Towards the end of visual capitalism
Visualizing the History of Pandemics
By now, as to be expected from a news situation as engrossing as this one, the compulsion to reach an (or even the) image of the pandemic (if not the world history of pandemics), is tantamount. The visual production on/of the crisis has been accelerating for weeks and has currently entered its competitive phase.
Map of European countries that have (or haven’t yet) closed their schools (The Guardian, March 16, 2020)
Photo editors and designers for news outlets such as The Guardian are constantly feeding the collective imaginary, sometimes in the form of helpful collections of visual aids to cope with the crisis, but mostly with editorial artwork deploying the key visual tropes of the moment — the “battlestar” virus and humans seeking protection from it through items such as gloves and face masks.
In addition to these standard visual responses, however, there’s a strand of creativity and inventiveness in infographics that capitalizes on the situation, using it as an opportunity to enrich and extend their portfolio. Consider the site of infographic agency Visual Capitalist, popular among World Economic Forum folks and followers. Apparently, with their “visual history of pandemics,” the people of Visual Capitalist are prepared to turn the crisis into an/their image. Visual Capitalist’s mission statement reads sufficiently self-confidently in this regard. “Visual Capitals exists for one reason – to help make this complex world a little easier to understand. Humanity generates a staggering 2.5 exabytes of data every day, and it’s becoming increasingly difficult to glean insight from the tsunami of information we’re exposed to. We cut through the spin and noise of the news cycle to highlight big picture global trends, and explore the context that gets overlooked. We use data-driven, powerful visuals to keep millions of people around the world ahead of the curve.”

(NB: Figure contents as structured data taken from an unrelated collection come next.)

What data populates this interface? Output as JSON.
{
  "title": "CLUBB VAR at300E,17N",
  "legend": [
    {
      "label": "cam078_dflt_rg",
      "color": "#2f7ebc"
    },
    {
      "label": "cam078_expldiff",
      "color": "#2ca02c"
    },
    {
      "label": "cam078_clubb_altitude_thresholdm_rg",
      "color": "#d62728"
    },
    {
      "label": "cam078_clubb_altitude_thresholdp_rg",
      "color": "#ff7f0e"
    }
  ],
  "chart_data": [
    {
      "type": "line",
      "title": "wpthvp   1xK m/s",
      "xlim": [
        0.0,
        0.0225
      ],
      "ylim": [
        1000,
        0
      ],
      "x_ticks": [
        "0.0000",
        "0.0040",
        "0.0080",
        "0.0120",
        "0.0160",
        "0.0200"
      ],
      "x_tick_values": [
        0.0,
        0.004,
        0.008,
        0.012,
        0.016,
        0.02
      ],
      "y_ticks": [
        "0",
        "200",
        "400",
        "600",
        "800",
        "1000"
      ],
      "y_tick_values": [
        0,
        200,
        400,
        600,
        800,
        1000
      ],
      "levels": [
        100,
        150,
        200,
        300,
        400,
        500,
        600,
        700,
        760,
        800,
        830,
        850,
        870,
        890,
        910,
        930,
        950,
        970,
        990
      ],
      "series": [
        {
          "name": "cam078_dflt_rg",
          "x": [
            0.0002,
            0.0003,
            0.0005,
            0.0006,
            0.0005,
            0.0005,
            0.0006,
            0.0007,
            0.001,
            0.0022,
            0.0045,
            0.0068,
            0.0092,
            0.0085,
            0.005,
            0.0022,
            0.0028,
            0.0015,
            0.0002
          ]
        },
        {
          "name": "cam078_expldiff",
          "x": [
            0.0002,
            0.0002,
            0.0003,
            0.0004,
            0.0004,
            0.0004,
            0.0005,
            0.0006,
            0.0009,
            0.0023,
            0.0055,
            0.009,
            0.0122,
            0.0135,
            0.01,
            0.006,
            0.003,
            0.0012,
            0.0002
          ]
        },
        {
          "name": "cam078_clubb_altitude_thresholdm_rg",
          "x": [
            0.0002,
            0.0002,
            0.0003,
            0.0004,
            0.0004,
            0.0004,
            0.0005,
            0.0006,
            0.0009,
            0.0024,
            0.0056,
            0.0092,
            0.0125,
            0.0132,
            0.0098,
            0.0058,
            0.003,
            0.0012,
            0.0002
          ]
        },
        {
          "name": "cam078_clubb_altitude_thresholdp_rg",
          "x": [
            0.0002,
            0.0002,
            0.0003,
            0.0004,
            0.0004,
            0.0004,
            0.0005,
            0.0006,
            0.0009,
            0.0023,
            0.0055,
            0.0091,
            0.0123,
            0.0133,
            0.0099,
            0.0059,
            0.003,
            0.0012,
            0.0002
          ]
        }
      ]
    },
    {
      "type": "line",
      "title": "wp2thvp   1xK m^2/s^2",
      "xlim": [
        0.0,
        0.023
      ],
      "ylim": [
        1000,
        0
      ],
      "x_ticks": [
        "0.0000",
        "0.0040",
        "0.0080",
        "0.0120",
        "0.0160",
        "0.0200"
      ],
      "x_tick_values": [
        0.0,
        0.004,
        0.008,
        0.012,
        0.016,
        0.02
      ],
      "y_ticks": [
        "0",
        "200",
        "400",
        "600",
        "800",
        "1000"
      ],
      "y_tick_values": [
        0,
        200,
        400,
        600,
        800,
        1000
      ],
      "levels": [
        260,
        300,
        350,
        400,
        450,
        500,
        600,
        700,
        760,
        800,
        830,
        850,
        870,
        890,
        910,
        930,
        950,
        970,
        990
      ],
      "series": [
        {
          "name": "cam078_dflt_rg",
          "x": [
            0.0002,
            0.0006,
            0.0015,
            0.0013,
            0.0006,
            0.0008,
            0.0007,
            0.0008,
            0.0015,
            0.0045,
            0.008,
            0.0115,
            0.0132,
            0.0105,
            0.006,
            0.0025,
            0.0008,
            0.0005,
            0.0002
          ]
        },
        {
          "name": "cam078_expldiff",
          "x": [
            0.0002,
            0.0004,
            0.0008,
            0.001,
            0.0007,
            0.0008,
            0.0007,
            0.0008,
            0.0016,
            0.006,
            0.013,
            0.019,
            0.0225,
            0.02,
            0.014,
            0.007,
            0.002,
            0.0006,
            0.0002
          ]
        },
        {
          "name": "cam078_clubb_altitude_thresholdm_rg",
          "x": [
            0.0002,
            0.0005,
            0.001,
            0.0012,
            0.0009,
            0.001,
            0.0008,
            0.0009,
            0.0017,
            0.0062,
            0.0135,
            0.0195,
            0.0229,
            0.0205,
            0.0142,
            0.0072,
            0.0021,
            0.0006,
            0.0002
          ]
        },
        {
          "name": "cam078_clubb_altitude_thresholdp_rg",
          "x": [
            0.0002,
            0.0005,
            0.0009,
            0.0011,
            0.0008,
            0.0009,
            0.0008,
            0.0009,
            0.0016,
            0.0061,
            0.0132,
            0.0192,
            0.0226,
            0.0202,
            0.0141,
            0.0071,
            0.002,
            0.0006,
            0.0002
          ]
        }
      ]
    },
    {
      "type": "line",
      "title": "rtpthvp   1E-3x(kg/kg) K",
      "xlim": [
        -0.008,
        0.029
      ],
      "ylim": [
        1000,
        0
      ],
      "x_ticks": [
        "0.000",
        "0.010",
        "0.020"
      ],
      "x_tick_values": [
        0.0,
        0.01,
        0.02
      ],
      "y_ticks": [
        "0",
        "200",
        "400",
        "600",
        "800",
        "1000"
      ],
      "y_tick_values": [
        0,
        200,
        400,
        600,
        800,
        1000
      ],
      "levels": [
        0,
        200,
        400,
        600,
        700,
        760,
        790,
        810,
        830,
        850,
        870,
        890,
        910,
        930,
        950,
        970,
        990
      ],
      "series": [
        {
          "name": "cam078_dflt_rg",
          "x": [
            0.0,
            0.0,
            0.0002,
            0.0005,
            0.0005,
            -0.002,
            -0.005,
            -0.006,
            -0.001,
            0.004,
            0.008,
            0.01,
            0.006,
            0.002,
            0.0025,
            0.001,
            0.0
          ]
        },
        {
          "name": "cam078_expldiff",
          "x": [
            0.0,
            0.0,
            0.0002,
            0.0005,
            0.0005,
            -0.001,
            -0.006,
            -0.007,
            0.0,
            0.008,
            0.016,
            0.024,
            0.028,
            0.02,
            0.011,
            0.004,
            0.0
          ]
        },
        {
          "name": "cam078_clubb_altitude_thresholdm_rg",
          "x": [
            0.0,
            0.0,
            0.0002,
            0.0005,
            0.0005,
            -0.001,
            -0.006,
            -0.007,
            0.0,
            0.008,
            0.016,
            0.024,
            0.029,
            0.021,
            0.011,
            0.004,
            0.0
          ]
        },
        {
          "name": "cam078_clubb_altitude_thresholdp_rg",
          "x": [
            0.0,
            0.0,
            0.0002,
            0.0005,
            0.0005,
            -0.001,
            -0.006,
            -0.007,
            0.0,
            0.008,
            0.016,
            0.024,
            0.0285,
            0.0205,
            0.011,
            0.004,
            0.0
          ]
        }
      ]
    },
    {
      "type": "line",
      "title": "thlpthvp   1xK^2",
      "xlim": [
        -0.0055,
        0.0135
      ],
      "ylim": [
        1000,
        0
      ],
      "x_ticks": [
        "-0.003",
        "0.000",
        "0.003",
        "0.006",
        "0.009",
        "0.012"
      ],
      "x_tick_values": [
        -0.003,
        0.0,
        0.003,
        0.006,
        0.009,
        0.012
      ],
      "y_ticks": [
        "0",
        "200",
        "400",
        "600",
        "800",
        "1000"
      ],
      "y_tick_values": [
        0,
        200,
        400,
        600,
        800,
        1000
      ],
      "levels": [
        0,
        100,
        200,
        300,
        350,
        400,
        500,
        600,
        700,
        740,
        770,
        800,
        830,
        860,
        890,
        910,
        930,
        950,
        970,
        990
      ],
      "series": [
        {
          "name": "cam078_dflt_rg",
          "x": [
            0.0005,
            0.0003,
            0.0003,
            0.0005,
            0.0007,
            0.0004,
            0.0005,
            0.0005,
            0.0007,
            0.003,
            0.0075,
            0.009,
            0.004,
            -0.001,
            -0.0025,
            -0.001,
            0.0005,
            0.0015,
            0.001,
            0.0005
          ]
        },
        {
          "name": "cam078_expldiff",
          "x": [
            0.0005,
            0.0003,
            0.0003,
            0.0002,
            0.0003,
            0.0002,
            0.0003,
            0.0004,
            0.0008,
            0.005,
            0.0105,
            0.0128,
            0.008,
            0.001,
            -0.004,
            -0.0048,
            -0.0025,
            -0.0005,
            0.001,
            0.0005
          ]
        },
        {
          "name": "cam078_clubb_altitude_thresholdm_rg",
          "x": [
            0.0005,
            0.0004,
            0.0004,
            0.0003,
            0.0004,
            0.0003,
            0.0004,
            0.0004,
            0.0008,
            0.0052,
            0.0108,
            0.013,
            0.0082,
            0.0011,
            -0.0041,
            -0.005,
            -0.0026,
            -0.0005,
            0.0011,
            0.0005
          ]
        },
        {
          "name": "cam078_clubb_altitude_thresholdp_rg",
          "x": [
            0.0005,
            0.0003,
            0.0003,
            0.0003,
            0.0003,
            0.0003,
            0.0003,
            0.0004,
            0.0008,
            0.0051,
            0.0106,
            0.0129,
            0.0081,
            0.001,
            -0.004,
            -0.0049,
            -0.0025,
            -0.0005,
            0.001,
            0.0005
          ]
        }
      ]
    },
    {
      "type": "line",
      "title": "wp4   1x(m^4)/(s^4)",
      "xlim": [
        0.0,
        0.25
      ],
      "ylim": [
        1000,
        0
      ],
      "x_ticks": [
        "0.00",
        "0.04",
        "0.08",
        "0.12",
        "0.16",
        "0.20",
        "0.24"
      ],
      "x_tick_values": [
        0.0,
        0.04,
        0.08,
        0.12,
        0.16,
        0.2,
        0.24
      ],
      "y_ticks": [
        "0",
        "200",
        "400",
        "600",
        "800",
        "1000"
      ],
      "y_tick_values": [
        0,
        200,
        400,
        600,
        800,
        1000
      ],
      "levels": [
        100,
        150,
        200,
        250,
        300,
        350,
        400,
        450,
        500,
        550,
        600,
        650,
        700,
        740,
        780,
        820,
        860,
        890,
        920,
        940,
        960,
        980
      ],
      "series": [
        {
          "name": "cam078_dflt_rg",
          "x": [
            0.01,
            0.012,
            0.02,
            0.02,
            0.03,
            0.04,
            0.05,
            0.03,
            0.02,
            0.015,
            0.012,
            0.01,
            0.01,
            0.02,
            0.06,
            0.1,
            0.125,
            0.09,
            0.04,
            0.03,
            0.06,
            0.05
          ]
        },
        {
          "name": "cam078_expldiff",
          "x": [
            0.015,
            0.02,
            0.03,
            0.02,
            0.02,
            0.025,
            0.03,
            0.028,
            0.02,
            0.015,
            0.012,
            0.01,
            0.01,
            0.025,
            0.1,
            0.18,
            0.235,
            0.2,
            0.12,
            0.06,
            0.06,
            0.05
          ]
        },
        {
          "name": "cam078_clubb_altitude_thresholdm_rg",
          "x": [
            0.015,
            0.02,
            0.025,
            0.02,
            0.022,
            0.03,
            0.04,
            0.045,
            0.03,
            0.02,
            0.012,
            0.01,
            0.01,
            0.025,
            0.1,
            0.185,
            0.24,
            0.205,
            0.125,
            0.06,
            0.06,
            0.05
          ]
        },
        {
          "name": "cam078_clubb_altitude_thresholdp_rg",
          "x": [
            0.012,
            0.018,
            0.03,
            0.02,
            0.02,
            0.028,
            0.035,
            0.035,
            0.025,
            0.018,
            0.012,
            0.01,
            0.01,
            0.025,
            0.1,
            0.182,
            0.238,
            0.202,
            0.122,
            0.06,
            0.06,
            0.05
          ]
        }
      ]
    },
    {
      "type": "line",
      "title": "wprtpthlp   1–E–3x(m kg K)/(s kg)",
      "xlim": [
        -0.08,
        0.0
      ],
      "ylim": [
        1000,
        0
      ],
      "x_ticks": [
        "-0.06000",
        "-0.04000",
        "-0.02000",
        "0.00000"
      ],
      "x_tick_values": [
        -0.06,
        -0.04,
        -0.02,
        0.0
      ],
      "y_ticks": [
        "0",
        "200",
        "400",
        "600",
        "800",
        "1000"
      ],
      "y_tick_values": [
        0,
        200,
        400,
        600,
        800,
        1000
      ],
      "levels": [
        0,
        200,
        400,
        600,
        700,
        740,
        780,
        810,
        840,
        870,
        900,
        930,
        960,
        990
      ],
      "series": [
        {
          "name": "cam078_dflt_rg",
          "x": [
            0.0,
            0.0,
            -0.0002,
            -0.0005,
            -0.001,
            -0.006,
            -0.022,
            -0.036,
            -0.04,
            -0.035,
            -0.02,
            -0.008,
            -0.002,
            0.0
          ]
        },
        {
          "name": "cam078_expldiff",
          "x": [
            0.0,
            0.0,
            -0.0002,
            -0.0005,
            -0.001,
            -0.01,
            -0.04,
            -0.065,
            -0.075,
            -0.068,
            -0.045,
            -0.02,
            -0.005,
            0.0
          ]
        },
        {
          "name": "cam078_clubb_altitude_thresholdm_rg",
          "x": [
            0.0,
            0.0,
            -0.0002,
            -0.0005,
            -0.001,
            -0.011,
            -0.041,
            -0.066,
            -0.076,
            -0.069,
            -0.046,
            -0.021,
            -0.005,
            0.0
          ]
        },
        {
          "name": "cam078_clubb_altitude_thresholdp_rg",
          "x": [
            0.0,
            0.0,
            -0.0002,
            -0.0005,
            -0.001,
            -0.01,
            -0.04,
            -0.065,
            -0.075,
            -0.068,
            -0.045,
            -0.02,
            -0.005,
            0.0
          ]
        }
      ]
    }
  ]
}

This is not to say that VC should be blamed for doing what they do. Their reading, processing, and translating of the data may actually prove to be a viable contribution to the solving of the crisis. It is the competitive drive behind these enterprises in visualization that makes one wonder how they relate to all the other races (scientific, medical, technological, political, economical …) to increase insight, provide rescue, develop a vaccine, etc., as to be witnessed at the moment — while the default modes of capitalist competition are put on hold, and being suspended step by step as the crisis unfolds. Competing for the right, and that is, the most useful image in times such as these, should cease to be a race for property rights, commercialization and gatekeeping – visual capitalism (even if meant ironically, as one may suspect in the case of Visual Capitalist) has definitely reached a deadlock. TH
March 16th, 2020, 02 / Rosa Mercedes
Avery F. Gordon, in an interview conducted by Katherine Hite and Daniela Jara in Memory Studies: “Non-participation is one modality of what I call being in-difference. Being in-difference is a political consciousness and a sensuous knowledge, a standpoint and a mindset for living on better terms than we’re offered, for living as if you had the necessity and the freedom to do so, for living in the acknowledgement that, despite the overwhelming power of all the systems of domination which are trying to kill us, they never quite become us. They are, as Cedric J Robinson used to say, only one condition of our existence or being. Running away, living apart, squatting, communing, feral trading, bartering, self-managed currencies, human, debt, labour, knowledge strikes, boycott, divestment, non-policing, throwing your shoe at an occupying president: the ways of non-participation in the given order of things are many, varied and hard to summarize. And they are taken up for a variety of reasons, including the failure or irrelevance of states and the US–European post–World War II social movement model.”
July 7th, 2020, Tom
Denise Ferreira da Silva via Canadian Art: “Visuality or rather visualizability—being available via social media and accessible through electronic gadgets—seems to have become the main (if not the sole) criterion for reality, which becomes crucial for the ethical-political demands for the protection of black lives, for state accountability and for justice. If that is so, the only way is through these conditions of representation. I mean, the creative move first takes the visualizable as it is, that is, as a twice removed re/composition (at the same time a live streaming, news reporting and documenting) of the scene of violence which only tells us that it happens. It exposes the excess that is the state’s use of total violence, of law enforcement as technique of racial subjugation, while simultaneously removing the black person (the father, the sister, the friend) out of the scene of violence and its visualization. It does so by restoring the dimensions of their existence that the camera cannot capture. That is, the creative move must protect (as an ethical gesture) the black person (keeping her obscurity) in the excess that is the very visualization of the scene of total violence.”
June 28th, 2020, Tom
Ajay Singh Chaudhary on the politics of climate change, via The Baffler: “One of the most common misconceptions concerning climate change is that it produces, or even requires, a united humanity. In that tale, the crisis in the abstract is a ‘common enemy,’ and a perfectly universal subject is finally possible in coming to ‘experience’ ourselves ‘as a geological agent,’ through which a universal ‘we’ is constituted in a ‘shared sense of catastrophe.’ The story I am telling you is different. In this story, there is no universal ‘we.’ Climate change is not the apocalypse, and it does not fall on all equally, or even, in at least a few senses, on everyone at all.”